Since our last update, the United Water Conservation District filed a reply brief in United Water Conservation District v. United States, a takings case. As a reminder, the petition presented the following question:

  • “Whether the government’s appropriation of water that a person had a property right to use is analyzed as a physical taking, rather than a regulatory taking, under the Fifth Amendment.”

In the the United States’ brief in opposition, the government argued the Federal Circuit “correctly held” that the United Water Conservation District’s takings allegations “do not state a claim for a physical taking under the Fifth Amendment, and its decision does not conflict with any decision of this Court or another court of appeals.” Additionally, the United States contended, this case is a “poor vehicle for the Court’s review because petitioner’s framing of the question presented rests on the erroneous premise that the government imposed a compulsory restriction on petitioner’s diversion of water.”

Now, in its reply brief, the United Water Conservation District argues the Federal Circuit’s decision “sets a dangerous national precedent.” UWCD contends the “[p]etitioner is legally entitled to a fixed quantum of river water; [and] the government ordered it to forfeit a massive amount,” which constitutes “a textbook physical taking.” According to UWCD, the proposition that “the government’s appropriation of petitioner’s water necessarily stopped petitioner from using it cannot transform its action into a mere use restriction.” UWCD contends the Supreme Court rejected “the same semantic shell game” in a prior case. Furthermore, UWCD asserts, the “government offer[ed] nothing to refute the importance of the question presented.” Lastly, UWCD refutes the government’s argument that the Court should “forgo review to await a better vehicle” because the government “identifies no defects here.”

Amicus Brief

Since our last update, Professor Joan E. Steinman filed an amicus brief supporting the petitioner in Comcast Cable Communications, LLC v. WhereverTV, Inc., a patent case. The petition presented the following question:

  • “Whether a court of appeals may override the principle of party presentation by deciding sua sponte a non-jurisdictional issue that a party deliberately waived.”
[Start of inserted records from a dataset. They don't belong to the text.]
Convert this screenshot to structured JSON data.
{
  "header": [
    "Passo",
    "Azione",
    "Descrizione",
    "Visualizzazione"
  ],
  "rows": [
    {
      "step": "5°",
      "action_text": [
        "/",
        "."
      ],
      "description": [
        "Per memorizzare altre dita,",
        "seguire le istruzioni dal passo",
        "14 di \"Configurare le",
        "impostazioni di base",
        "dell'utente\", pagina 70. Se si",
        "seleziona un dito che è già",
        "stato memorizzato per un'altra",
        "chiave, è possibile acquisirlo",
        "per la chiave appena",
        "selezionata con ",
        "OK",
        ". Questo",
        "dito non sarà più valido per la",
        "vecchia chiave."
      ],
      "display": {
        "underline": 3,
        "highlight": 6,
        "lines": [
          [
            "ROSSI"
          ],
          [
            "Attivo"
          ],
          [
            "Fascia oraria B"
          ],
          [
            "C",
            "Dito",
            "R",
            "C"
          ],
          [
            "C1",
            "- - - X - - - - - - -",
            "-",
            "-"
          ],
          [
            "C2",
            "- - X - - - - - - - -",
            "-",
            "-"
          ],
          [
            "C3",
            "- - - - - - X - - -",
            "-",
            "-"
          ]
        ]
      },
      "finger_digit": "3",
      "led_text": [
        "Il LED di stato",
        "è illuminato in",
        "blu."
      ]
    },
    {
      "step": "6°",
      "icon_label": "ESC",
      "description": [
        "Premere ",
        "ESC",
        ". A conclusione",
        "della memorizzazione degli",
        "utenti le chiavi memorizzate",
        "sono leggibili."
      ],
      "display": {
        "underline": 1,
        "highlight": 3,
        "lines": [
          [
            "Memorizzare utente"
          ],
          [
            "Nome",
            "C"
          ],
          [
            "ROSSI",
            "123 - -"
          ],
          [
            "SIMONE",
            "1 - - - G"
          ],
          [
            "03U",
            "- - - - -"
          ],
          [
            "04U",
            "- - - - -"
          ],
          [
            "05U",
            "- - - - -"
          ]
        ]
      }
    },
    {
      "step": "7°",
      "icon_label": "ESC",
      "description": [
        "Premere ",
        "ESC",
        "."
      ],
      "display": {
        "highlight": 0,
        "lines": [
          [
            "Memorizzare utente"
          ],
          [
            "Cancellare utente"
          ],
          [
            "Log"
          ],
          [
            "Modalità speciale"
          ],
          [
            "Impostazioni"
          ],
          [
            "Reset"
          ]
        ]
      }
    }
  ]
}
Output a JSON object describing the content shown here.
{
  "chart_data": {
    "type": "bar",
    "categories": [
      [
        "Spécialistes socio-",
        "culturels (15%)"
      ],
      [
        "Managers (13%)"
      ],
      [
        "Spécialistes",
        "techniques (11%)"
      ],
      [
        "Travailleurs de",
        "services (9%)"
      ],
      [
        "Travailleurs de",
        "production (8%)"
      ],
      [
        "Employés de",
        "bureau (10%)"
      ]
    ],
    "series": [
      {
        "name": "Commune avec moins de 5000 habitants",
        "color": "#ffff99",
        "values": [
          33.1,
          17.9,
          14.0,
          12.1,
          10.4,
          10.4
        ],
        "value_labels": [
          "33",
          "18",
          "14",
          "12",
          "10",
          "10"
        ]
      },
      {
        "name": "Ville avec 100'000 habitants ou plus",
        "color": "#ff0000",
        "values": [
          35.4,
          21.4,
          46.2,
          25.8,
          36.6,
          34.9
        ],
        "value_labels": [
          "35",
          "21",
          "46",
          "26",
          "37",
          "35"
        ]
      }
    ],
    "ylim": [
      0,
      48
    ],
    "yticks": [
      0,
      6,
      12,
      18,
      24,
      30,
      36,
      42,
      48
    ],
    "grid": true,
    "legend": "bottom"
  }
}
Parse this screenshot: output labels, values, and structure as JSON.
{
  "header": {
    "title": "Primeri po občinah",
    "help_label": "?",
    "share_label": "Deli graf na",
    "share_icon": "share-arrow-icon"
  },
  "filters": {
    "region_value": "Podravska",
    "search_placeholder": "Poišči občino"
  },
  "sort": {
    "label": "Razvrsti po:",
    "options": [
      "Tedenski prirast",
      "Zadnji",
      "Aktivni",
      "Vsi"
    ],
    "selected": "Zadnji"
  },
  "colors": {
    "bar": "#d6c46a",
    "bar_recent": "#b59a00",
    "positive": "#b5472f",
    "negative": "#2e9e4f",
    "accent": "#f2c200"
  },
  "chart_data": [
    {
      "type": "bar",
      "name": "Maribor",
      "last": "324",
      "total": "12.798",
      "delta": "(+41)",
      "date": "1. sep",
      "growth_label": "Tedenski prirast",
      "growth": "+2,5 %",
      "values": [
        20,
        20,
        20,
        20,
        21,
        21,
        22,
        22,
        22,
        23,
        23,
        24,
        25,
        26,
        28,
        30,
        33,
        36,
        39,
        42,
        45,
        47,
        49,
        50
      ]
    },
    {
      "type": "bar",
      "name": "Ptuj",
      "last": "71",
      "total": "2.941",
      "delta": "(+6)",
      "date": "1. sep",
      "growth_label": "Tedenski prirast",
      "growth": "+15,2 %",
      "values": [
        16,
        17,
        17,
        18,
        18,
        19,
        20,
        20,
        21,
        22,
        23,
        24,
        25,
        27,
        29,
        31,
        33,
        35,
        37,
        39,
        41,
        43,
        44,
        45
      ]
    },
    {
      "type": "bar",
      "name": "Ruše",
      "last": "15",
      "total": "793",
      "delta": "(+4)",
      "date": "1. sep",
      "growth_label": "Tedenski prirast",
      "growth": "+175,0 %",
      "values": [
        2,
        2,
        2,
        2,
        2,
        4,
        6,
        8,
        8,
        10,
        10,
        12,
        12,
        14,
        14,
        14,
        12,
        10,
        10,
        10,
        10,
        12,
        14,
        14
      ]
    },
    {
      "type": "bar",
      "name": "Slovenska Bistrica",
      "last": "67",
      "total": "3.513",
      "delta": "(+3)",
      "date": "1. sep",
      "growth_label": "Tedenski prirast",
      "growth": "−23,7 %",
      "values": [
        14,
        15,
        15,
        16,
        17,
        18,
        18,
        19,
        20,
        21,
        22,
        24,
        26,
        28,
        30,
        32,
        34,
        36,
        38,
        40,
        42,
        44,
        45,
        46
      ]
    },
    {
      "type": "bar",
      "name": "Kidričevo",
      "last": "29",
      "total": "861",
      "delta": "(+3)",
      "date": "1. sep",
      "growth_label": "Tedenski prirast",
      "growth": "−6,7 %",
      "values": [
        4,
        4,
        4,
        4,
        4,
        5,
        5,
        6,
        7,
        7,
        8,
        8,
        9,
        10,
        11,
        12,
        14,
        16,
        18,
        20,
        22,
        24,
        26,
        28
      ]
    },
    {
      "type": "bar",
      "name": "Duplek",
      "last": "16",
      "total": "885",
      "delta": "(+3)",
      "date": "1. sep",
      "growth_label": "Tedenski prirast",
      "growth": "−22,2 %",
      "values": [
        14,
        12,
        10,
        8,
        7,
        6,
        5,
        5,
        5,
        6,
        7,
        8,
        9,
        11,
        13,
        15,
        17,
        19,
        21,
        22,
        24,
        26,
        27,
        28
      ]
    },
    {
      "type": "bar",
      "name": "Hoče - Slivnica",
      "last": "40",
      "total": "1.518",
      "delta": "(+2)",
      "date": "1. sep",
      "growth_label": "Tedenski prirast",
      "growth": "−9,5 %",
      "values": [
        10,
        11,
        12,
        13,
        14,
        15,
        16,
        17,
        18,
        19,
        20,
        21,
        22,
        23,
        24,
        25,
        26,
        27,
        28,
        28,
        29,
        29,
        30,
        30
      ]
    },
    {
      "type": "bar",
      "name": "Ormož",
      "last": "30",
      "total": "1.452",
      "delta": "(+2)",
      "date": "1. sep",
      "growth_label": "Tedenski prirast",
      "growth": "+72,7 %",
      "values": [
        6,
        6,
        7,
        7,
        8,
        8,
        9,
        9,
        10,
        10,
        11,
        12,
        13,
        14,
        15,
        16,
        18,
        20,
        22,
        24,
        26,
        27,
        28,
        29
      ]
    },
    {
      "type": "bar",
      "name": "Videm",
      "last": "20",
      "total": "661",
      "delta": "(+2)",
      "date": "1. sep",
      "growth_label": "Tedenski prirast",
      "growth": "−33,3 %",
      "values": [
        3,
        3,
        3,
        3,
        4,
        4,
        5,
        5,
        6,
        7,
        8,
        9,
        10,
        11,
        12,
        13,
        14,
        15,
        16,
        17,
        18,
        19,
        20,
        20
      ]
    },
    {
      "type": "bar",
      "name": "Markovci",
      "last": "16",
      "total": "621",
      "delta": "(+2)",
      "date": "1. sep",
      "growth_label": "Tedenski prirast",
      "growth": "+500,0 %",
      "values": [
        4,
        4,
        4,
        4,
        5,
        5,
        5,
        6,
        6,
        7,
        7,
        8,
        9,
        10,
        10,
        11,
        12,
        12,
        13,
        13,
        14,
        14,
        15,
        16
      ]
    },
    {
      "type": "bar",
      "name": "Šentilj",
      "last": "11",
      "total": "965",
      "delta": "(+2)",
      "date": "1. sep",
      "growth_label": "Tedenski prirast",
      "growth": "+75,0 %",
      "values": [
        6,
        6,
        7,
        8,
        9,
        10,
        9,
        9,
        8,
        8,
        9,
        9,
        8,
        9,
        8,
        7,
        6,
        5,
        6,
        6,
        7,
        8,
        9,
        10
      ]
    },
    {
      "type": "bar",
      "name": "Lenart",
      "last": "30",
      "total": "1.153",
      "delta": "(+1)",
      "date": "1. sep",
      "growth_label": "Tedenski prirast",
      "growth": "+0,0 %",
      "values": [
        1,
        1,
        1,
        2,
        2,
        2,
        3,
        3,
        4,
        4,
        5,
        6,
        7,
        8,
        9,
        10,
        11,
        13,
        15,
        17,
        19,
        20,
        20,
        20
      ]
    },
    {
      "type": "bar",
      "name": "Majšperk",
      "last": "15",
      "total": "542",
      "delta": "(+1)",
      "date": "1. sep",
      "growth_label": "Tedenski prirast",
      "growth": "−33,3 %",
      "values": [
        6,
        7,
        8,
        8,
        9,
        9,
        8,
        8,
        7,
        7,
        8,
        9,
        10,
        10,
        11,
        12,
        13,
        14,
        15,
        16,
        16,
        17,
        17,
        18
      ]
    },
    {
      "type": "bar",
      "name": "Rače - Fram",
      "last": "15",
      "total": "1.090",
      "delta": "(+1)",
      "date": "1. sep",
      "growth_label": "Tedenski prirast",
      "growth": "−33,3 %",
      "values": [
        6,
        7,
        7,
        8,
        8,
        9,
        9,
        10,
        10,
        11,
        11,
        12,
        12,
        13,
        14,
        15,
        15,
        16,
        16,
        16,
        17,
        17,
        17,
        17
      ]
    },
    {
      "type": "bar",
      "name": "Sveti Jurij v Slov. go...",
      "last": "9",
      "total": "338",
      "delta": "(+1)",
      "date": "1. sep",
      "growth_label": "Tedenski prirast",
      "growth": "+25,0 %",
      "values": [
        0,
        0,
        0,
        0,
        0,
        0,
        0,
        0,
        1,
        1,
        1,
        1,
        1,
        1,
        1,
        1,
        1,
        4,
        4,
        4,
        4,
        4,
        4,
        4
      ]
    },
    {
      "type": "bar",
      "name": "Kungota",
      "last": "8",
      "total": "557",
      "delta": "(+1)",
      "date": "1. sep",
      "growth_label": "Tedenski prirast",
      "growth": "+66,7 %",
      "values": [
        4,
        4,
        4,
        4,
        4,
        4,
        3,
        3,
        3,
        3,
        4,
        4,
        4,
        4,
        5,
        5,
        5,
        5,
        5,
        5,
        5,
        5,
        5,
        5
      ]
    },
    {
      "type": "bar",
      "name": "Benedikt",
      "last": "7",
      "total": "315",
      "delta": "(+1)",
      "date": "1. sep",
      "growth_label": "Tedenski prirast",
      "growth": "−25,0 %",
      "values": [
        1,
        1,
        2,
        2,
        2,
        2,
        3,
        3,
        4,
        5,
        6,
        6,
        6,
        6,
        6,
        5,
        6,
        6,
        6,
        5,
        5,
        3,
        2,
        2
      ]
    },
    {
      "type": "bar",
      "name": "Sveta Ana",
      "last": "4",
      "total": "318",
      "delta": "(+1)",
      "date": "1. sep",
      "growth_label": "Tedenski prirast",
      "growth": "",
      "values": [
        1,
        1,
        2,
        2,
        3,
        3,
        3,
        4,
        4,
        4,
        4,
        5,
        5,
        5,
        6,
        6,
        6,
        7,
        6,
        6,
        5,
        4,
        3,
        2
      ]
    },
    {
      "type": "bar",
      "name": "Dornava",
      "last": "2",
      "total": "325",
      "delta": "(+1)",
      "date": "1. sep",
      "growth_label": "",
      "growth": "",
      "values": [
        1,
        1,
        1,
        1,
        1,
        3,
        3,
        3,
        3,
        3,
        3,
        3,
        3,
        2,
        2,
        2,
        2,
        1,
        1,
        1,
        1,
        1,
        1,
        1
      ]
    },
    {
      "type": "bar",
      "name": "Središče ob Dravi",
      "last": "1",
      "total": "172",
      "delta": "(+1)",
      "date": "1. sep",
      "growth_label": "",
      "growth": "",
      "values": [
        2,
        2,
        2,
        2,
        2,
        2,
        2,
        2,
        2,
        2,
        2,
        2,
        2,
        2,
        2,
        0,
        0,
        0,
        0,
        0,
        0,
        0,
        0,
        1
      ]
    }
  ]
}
Now, in her amicus brief, Professor Steinman argues the “Federal Circuit’s approach in this case . . . significantly erodes the party-presentation principle.” Professor Steinman contends the party-presentation principle “is critical” because it “safeguards the parties’ due process rights” by ensuring that “neither party is at risk of a surprise outcome resting on an issue that was never raised, never briefed, and never addressed by the district court.” Professor Steinman asserts, “the current state of the law is damaging to parties, damaging to district courts, and damaging to the overall operation and perception of the justice system.”